Count Complete Tree Nodes

Given the root of a complete binary tree, return the number of the nodes in the tree. According to Wikipedia, every level, except possibly the last, is completely filled in a complete binary tree, and all nodes in the last level are as far left as possible. It can have between 1 and 2h nodes inclusive at the last level h. Design an algorithm that runs in less than O(n) time complexity.

Approach 1:

class Solution {
    public int countNodes(TreeNode root) {
        return root != null ? 1 + countNodes(root.right) + countNodes(root.left) : 0;
    }
}
                

Time Complexity: O(n) and Space Complexity: O(n)

The problem Count Complete Tree Nodes requires counting the number of nodes in a complete binary tree.
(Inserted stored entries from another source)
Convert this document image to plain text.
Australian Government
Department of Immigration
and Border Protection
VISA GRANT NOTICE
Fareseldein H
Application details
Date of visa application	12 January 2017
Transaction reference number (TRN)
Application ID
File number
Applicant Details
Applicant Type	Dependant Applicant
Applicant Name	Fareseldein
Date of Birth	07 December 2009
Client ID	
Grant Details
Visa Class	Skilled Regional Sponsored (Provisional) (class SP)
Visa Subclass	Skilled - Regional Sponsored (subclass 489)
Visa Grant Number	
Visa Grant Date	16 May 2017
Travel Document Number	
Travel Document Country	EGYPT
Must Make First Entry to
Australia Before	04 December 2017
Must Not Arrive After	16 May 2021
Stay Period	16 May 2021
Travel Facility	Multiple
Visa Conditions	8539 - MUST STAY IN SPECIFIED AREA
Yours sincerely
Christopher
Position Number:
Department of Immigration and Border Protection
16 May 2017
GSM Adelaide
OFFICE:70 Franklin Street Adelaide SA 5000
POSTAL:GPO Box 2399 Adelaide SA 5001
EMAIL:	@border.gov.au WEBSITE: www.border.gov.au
A complete binary tree is a binary tree in which every level, except possibly the last, is completely filled, and all nodes are as far left as possible.

Problem Statement

Given the root of a complete binary tree, you need to return the total number of nodes in the tree.

Approach to Solve the Problem

A complete binary tree is defined as a binary tree where all levels except possibly the last are completely filled. The nodes in the last level are as left as possible. To count the nodes in such a tree efficiently, we can take advantage of its special properties.

A naive approach would be to perform a depth-first search (DFS) or breadth-first search (BFS) traversal to count all nodes, but that would be inefficient. A better approach uses the structure of the complete binary tree to reduce the time complexity.

Optimal Approach:

The most efficient way to solve this problem is to use the fact that a complete binary tree is almost like a perfect binary tree except possibly at the last level. To count the nodes, we can perform a binary search-like approach to calculate the height of the tree and count nodes more effectively.

• First, calculate the height of the leftmost path from the root to the bottom (this will give us the height of the tree).
• Then, recursively check the number of nodes at each level by performing a binary search-like traversal from the root to the last level.
• If the tree is a perfect binary tree, we can directly calculate the number of nodes as 2^height - 1. Otherwise, count nodes recursively in the left and right subtrees and combine them.

Implementation

Here is the Python implementation:

class TreeNode:
    def __init__(self, val=0, left=None, right=None):
        self.val = val
        self.left = left
        self.right = right

class Solution:
    def countNodes(self, root):
        if not root:
            return 0
        
        def treeHeight(node):
            height = 0
            while node:
                height += 1
                node = node.left
            return height
        
        def countNodesRecursive(node, height):
            if not node:
                return 0
            left_height = treeHeight(node.left)
            right_height = treeHeight(node.right)
            
            if left_height == right_height:
                return (1 << left_height) + countNodesRecursive(node.right, height - 1)
            else:
                return (1 << right_height) + countNodesRecursive(node.left, height - 1)
        
        height = treeHeight(root)
        return countNodesRecursive(root, height)
        

Here is the Java implementation:

public class Solution {
    public int countNodes(TreeNode root) {
        if (root == null) {
            return 0;
        }
        
        int height = getHeight(root);
        
        if (height == 0) {
            return 0;
        }
        
        int leftHeight = getHeight(root.left);
        int rightHeight = getHeight(root.right);
        
        if (leftHeight == rightHeight) {
            return (1 << leftHeight) + countNodes(root.right);
        } else {
            return (1 << rightHeight) + countNodes(root.left);
        }
    }
    
    private int getHeight(TreeNode node) {
        int height = 0;
        while (node != null) {
            height++;
            node = node.left;
        }
        return height;
    }
}
        

Example

Consider the following complete binary tree:

            Tree Structure:
                1
               / \
              2   3
             / \   /
            4   5 6
        

In this tree, the number of nodes is 6. The complete tree property is maintained, with all levels filled except the last one, which is as left as possible.

Another example:

            Tree Structure:
                1
               / \
              2   3
             / \
            4   5
        

In this case, the number of nodes is 5. The tree is complete, with all levels filled except the last one, which has two nodes positioned leftmost.

Complexity Analysis

Time Complexity: O(log² n), where n is the number of nodes in the binary tree. The height of the tree is logarithmic in the number of nodes, and at each level, we perform a constant-time operation to count the nodes.

Space Complexity: O(log n), due to the recursive calls, as we are using the height of the tree as a parameter in the recursive function.

Applications

• Helpful in determining the number of nodes in a complete binary tree where direct counting would be inefficient.
• Efficient in solving problems related to binary heaps and trees used in priority queues.
• Can be applied in scenarios requiring balanced binary trees for optimal search and access times.

Conclusion

The Count Complete Tree Nodes problem leverages the structure of a complete binary tree to count nodes efficiently. By using the height of the tree and performing a recursive traversal, we can calculate the number of nodes without needing to traverse every single node. This method significantly reduces the time complexity when compared to a straightforward depth-first or breadth-first search approach.

This problem is an excellent example of using tree properties to optimize operations, which is a valuable skill in algorithm design and problem-solving.